Nos últimos dias, o debate sobre inteligência artificial (IA) e proteção infantil ganhou novo fôlego. Um relatório da organização Common Sense Media classificou o Gemini, um chatbot da Google que usa IA, como tecnologia de “alto risco” para menores, apontando a ausência de filtros eficazes e mecanismos de verificação de idade, apesar de a Google assegurar uma “experiência para menores de 13 anos” e uma “experiência para adolescentes”, especialmente desenhadas para os utilizadores mais novos.
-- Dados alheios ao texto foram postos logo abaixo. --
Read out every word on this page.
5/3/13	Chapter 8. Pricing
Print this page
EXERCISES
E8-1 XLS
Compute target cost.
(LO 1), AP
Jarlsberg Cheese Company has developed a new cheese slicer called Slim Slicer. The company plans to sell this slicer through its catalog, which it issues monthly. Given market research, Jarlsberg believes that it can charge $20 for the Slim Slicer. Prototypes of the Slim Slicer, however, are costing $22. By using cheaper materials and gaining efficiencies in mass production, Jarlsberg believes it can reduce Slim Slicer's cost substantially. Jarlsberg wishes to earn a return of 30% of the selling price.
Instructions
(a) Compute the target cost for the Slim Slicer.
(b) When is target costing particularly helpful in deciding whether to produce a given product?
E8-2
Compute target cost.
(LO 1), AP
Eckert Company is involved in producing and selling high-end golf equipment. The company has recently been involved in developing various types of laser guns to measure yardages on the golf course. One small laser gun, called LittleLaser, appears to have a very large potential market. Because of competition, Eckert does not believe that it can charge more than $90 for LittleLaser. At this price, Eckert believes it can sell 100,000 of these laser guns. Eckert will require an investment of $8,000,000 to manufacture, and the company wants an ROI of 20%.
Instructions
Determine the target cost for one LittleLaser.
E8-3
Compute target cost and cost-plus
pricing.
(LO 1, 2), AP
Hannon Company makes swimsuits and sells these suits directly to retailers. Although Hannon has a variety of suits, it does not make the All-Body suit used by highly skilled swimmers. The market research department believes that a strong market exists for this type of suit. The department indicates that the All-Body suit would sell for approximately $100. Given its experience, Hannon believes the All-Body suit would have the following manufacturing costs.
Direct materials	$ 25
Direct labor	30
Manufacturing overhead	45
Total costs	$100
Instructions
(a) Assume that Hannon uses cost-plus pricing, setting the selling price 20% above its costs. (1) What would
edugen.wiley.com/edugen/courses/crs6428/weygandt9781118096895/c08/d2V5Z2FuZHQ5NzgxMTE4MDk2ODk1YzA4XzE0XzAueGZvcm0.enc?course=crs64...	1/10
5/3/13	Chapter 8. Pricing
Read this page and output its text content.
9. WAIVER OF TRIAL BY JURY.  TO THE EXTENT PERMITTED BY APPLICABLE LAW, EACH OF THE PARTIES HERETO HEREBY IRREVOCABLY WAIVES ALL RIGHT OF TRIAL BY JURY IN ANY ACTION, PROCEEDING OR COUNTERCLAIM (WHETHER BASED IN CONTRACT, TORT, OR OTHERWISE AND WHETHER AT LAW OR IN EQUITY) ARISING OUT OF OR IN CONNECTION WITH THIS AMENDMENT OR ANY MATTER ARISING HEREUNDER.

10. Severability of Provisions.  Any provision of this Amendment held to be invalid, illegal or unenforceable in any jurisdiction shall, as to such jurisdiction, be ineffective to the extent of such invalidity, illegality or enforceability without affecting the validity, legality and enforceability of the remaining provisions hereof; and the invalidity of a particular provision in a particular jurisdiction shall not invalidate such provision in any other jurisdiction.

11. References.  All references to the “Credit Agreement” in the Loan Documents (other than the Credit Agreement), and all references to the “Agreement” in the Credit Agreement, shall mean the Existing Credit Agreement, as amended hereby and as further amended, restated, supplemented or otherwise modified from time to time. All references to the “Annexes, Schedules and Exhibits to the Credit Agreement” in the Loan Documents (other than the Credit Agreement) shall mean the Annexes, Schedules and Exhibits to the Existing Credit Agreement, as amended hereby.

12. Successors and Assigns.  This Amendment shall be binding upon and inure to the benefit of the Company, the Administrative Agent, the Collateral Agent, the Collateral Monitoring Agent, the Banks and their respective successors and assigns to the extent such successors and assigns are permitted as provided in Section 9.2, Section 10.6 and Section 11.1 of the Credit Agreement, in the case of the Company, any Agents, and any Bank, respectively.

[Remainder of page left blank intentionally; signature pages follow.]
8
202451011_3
Todavia, serão as medidas voluntárias das empresas suficientes para proteger os menores? Como compatibilizar essa proteção com direitos fundamentais como a privacidade e a liberdade digital?
Filtros e controlos parentais são, seguramente, sinais positivos, sobretudo quando tal vem da iniciativa das próprias empresas que disponibilizam este género de soluções. Assim, estas formas de controlo parental permitem aos pais acompanhar e, de alguma forma, “controlar” a utilização deste tipo de ferramentas de IA, reduzindo o risco de exposição a conteúdos nocivos.
No entanto, confiar apenas na boa vontade das empresas tecnológicas é insuficiente, até porque estas medidas de segurança variam de plataforma para plataforma e nem sempre funcionam como prometido.
É certo que já existe legislação recente da UE que impõe regras rigorosas de segurança e gestão de riscos para serviços digitais e setores críticos. Contudo, tais diplomas não abordam de forma direta a proteção infantil, nem impõem mecanismos específicos como filtros etários ou contas supervisionadas.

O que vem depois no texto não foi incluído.